И спрятал фунтик в карман.
— Лихоманка донимает, а то бы залег тут, сука, вперед копытами, — проворчал Клешня. Скользя спиной вдоль стены, он добрался до выхода и вдруг как-то непонятно, стоя спиной и отворяя дверь, метнул из-за плеча бутылку.
Роман Гаврилович схватился за поручень. Тяжелая бутылка «Красной Баварии» упала у него в ногах и разбилась. Клешня с быстротой ящерицы выскользнул на улицу, в темноту.
— Вот это другое дело, — сквозь зубы сказал Роман Гаврилович, прижимая ладонью скулу. — Это ловко.
И стал подниматься по лестнице.
Больше Клешня не появлялся.
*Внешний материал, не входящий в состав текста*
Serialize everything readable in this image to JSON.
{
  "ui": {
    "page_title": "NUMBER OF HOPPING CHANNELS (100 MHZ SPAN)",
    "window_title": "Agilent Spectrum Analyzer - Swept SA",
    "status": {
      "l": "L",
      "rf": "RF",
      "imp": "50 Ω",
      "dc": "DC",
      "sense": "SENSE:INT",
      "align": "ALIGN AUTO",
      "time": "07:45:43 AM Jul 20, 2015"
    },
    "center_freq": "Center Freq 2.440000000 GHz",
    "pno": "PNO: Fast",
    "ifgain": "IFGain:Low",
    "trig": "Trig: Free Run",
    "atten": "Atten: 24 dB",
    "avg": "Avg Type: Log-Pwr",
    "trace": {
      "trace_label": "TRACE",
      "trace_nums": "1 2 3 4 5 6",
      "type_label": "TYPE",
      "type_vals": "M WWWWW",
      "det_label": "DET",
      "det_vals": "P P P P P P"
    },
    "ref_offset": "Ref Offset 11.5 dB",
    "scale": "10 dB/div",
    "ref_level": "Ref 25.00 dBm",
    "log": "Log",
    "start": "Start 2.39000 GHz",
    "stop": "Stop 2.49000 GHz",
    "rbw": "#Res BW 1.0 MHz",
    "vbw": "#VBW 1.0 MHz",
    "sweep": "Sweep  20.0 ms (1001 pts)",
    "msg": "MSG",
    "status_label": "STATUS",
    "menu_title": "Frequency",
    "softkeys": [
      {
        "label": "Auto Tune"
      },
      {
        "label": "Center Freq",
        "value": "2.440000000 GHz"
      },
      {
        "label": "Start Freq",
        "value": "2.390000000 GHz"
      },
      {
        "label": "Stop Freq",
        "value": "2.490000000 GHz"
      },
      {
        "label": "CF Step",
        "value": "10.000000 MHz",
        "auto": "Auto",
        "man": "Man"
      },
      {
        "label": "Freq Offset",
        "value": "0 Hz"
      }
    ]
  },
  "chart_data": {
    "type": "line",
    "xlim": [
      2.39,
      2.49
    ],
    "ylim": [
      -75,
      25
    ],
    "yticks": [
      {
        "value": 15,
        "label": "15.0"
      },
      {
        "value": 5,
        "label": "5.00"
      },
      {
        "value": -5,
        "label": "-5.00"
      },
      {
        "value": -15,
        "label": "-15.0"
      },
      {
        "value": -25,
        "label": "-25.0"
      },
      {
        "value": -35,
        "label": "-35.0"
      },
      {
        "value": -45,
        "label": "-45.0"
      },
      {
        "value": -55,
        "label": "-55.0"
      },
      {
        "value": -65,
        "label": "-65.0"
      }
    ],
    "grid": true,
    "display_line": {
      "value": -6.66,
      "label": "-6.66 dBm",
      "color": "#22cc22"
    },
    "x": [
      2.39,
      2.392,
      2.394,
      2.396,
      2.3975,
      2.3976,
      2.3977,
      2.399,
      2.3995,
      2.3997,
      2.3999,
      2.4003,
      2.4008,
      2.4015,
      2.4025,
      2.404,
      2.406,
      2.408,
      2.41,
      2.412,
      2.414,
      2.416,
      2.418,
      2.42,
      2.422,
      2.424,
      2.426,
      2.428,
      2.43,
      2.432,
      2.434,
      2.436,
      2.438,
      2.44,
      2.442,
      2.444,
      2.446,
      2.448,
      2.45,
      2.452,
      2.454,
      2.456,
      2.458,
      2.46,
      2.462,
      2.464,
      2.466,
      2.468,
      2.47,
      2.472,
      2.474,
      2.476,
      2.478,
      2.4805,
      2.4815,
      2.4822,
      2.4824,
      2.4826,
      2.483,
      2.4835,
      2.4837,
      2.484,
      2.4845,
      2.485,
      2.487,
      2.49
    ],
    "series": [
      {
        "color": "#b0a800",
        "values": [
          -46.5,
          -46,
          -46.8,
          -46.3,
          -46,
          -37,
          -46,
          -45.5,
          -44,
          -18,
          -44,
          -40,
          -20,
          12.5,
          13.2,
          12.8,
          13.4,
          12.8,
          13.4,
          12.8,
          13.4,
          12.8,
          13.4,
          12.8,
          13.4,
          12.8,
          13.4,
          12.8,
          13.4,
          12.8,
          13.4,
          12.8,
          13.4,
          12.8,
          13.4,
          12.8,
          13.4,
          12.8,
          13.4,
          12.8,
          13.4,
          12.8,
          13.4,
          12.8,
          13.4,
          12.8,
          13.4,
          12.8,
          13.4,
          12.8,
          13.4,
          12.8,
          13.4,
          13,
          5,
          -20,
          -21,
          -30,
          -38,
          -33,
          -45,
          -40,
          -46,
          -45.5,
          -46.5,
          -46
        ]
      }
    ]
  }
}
Только едкая химическая вонь почти неделю держалась в парадном подъезде.
8
Дома Митя сказал маме:
— Мы у Самсона были. Вот это так да!
Склонившись над кусочком полотна, мама выдергивала по счету ниточки, мастерила салфетку. Папа был партиец, общественник, часто оставался на собраниях. Чтобы не скучать по нему, она рукодельничала, и вся просторная комната белела вышитыми салфетками. Гипюровая салфеточка лежала углом на швейной машинке, купленной, как только папу поставили мастером. Другая салфетка накрывала гору сдобных подушек. И на комоде были постланы две салфеточки, и тоже углом.